Berbeda dengan PLTP Dieng yang sumber energi panas buminya memiliki dua fase, yaitu berupa air dan uap, PLTP Patuha memiliki sumber energi panas bumi dengan satu fase berupa uap panas murni.  Oleh karena itu, pada PLTP Patuha Unit 1 tidak diperlukan separator sebagai pemisah air dan uap panas.

Trafo listrik pada rangkaian Pembangkit Listrik Panas Bumi Patuha I.

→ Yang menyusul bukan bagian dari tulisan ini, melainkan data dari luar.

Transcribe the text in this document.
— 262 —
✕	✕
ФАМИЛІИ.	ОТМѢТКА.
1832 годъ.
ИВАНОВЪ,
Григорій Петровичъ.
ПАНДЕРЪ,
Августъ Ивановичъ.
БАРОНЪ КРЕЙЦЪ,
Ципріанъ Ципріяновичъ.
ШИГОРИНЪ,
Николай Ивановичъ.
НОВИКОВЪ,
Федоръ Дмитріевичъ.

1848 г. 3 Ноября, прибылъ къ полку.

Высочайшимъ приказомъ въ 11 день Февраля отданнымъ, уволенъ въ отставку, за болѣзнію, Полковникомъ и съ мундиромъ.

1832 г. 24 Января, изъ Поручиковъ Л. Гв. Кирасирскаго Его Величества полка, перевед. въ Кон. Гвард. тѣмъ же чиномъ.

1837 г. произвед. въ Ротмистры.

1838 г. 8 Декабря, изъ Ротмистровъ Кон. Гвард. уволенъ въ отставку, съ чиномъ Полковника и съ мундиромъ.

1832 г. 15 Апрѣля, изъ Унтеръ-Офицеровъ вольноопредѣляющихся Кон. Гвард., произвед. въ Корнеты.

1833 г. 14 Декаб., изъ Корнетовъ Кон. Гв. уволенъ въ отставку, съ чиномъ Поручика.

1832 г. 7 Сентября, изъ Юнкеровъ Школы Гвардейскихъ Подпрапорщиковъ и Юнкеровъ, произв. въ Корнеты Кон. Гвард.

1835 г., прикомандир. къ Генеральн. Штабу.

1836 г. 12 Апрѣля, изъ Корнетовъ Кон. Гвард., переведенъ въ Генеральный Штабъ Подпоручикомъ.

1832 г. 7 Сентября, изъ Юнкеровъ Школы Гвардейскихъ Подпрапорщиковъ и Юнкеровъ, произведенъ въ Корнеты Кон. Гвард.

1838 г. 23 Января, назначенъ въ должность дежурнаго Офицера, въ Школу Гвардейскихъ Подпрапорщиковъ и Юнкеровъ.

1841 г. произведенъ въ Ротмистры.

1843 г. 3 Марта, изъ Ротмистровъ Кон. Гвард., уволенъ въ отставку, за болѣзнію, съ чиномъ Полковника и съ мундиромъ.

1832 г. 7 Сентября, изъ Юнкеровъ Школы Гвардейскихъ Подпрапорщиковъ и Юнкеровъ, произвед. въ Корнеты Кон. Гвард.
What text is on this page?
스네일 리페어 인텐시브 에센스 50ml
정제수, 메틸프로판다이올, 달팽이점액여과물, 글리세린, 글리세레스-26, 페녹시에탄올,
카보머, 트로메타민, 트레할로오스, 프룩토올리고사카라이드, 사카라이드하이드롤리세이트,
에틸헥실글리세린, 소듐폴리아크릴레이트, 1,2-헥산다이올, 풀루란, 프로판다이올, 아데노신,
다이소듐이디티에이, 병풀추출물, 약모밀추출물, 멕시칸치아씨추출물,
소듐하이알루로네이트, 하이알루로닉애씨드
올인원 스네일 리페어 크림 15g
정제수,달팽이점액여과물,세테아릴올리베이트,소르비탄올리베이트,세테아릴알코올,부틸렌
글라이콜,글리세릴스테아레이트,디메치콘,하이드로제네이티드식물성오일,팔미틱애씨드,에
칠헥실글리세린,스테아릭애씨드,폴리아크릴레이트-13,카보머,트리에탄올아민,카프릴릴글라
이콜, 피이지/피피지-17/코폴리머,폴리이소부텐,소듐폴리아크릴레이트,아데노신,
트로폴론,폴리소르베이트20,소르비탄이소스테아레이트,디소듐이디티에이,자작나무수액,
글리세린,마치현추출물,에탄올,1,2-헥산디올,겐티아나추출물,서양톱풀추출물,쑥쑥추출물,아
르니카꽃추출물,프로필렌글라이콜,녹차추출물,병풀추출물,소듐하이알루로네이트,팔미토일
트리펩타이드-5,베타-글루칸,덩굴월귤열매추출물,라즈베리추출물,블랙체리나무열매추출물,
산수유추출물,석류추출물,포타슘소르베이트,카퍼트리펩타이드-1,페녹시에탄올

PLTP Patuha Unit 1 beroperasi dengan 10 sumur operasi dan 1 sumur injeksi.  Dalam   operasionalnya, PLTP Patuha Unit 1 menggunakan close loop system atau sistem tertutup sehingga tidak terdapat limbah langsung berupa brine dan sludge yang dihasilkan akibat proses eksplorasi panas bumi. Hal ini dinilai bagus karena proses eksplorasi panas bumi tidak mencemari lingkungan.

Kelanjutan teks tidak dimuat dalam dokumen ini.